Consider the following fictional arff file:
@relation referents
@attribute feature1 NUMERIC
@attribute feature2 NUMERIC
@attribute feature3 NUMERIC
@attribute feature4 NUMERIC
@attribute class{WIN,LOSS}
@data
1, 7, 1, 0, WIN
1, 5, 1, 0, WIN
-1, 1, 1, 0, LOSS
1, 1, 1, 1, WIN
-1, 1, 1, 1, WIN
1, 7, 1, 0, WIN
1, 5, 1, 0, WIN
-1, 1, 1, 0, LOSS
1, 1, 1, 1, WIN
-1, 1, 1, 1, WIN
Using WEKA 3-8, open the above ARFF in Explorer. Click on Classify. Select J48 classifier, keeping all default settings.
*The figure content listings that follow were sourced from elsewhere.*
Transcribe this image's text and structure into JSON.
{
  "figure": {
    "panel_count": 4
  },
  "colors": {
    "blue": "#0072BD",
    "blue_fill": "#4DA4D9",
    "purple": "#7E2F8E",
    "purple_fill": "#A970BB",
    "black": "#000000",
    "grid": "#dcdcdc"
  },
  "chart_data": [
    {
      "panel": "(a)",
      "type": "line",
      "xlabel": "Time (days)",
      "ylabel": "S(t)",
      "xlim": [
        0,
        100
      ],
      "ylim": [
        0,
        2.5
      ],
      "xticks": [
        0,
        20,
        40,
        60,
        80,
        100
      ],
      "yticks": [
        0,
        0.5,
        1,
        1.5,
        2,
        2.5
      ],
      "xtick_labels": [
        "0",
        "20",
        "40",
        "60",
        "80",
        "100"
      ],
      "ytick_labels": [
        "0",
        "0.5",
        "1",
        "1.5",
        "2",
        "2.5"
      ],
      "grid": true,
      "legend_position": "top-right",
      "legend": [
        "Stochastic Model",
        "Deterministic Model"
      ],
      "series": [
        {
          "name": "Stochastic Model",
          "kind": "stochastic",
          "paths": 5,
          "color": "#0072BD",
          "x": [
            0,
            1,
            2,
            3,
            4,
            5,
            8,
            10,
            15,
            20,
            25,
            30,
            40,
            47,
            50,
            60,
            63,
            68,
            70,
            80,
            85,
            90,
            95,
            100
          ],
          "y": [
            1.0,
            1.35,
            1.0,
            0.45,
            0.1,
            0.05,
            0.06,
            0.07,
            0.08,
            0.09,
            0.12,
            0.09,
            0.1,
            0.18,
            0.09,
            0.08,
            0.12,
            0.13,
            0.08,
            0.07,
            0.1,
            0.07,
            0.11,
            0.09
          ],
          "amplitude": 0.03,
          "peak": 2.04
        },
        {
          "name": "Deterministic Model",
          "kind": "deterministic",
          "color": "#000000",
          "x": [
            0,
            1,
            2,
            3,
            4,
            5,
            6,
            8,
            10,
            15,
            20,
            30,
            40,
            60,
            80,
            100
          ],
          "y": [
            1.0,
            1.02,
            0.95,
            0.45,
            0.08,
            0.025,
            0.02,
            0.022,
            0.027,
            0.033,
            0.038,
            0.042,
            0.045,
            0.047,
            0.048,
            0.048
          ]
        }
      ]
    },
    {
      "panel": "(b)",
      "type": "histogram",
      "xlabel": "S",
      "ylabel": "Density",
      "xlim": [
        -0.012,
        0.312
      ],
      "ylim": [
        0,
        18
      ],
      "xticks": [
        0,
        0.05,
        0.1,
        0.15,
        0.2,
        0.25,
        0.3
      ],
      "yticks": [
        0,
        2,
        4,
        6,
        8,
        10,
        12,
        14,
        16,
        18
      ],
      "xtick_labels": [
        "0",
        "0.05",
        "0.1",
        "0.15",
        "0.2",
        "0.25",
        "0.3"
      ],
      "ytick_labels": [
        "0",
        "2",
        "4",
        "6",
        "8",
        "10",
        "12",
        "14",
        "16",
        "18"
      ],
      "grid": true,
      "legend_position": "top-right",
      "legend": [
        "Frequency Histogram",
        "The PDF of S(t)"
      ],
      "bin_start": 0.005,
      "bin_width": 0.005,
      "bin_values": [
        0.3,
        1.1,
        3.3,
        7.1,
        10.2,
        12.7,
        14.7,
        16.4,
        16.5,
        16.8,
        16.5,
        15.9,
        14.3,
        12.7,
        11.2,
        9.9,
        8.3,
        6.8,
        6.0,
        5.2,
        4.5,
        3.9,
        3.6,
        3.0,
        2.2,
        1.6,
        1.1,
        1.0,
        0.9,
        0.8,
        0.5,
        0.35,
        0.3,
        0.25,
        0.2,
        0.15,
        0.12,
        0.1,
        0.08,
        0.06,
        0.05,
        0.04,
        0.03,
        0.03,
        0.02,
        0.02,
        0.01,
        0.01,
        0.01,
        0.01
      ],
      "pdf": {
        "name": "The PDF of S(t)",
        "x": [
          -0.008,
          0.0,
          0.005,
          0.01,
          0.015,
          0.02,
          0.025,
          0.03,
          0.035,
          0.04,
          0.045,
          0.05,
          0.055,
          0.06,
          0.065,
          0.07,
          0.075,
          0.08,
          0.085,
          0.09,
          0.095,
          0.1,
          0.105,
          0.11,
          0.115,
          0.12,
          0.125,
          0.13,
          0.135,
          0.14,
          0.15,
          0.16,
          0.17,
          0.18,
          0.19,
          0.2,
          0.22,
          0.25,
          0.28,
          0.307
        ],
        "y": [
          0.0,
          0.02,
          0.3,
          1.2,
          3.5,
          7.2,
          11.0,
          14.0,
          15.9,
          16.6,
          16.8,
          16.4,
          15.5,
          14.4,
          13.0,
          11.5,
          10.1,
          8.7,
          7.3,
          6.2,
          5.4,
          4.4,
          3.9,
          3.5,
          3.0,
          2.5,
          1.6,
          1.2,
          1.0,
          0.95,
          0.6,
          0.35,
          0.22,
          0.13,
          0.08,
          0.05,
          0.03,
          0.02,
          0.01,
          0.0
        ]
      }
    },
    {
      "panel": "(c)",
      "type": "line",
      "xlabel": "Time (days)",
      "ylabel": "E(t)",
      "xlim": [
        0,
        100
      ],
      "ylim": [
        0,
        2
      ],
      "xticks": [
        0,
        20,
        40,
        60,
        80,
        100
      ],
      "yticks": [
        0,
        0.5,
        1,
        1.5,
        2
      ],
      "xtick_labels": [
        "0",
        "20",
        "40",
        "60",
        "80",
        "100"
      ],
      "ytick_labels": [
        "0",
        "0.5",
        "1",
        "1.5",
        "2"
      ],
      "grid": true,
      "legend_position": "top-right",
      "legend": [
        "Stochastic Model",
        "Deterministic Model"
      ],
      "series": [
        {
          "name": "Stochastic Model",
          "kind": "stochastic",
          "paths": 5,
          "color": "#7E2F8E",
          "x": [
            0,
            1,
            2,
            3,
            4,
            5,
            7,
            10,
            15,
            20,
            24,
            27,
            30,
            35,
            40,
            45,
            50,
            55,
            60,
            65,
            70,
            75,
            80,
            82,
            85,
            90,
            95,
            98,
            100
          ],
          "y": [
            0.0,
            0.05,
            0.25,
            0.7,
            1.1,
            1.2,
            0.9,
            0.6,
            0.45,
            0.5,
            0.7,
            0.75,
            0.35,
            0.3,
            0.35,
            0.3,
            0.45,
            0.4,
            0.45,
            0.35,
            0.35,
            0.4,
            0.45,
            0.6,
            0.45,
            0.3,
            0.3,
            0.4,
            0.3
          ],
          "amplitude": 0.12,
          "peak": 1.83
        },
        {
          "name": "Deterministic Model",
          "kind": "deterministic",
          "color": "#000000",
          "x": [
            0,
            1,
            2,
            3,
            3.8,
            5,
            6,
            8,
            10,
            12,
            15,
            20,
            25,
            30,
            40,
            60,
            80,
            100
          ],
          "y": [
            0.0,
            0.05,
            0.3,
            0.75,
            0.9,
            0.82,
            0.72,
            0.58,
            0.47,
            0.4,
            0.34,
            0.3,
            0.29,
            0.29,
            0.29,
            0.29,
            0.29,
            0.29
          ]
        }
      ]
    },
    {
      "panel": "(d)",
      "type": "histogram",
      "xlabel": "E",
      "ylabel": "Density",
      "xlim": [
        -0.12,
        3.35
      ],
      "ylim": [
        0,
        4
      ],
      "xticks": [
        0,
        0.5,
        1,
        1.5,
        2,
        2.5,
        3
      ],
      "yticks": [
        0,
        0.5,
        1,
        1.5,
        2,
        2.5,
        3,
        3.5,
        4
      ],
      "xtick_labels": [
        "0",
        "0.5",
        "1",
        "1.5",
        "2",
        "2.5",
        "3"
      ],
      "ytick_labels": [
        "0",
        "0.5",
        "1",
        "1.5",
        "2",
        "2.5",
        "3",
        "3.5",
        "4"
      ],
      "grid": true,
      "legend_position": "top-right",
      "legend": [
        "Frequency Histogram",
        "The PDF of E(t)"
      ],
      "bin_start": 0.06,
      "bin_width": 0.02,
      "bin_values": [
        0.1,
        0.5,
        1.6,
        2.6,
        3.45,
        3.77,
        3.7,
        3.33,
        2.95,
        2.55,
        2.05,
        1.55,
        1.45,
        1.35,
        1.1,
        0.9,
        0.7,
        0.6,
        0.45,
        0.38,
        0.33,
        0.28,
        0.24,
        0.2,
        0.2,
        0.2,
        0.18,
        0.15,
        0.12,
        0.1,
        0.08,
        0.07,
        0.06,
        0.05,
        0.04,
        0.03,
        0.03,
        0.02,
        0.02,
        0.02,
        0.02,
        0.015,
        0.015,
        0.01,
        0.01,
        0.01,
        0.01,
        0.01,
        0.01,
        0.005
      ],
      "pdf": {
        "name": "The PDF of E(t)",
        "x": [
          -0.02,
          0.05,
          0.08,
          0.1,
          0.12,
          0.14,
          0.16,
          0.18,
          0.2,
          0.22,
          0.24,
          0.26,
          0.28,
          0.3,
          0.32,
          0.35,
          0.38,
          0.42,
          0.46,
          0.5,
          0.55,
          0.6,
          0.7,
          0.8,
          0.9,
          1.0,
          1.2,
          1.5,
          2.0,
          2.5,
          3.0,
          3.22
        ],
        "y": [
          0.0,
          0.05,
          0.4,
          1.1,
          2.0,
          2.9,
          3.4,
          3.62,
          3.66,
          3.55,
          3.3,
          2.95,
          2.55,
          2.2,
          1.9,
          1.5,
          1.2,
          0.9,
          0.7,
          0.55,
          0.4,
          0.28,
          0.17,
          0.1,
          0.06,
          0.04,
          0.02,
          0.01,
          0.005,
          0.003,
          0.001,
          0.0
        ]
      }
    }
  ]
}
Under Test Options, select Percentage split = 50% Click More Options, select Output Predictions->CSV
Click start
You will see the following output:
=== Run information ===
Scheme: weka.classifiers.trees.J48 -C 0.25 -M 2
Relation: referents
Instances: 10
Attributes: 5
feature1
feature2
feature3
feature4
class
Test mode: split 50.0% train, remainder test
=== Classifier model (full training set) ===
J48 pruned tree
------------------
feature1 <= -1
| feature4 <= 0: LOSS (2.0)
| feature4 > 0: WIN (2.0)
feature1 > -1: WIN (6.0)
Number of Leaves : 3
Size of the tree : 5
Time taken to build model: 0 seconds
=== Predictions on test split ===
inst#,actual,predicted,error,prediction
1,2:LOSS,1:WIN,+,0.8
2,1:WIN,1:WIN,,0.8
3,1:WIN,1:WIN,,0.8
4,1:WIN,1:WIN,,0.8
5,1:WIN,1:WIN,,0.8
// skipping the rest of the report...
Observe that the last five instances in the input arff file are in the order
WIN WIN LOSS WIN WIN
However, the actual output 'predictions on test split' is in the order: LOSS WIN WIN WIN WIN
Why are these not in the same order, and also, how is one supposed to make the connection between the inst# in 'predictions on test split' and the @data instance in the arff file?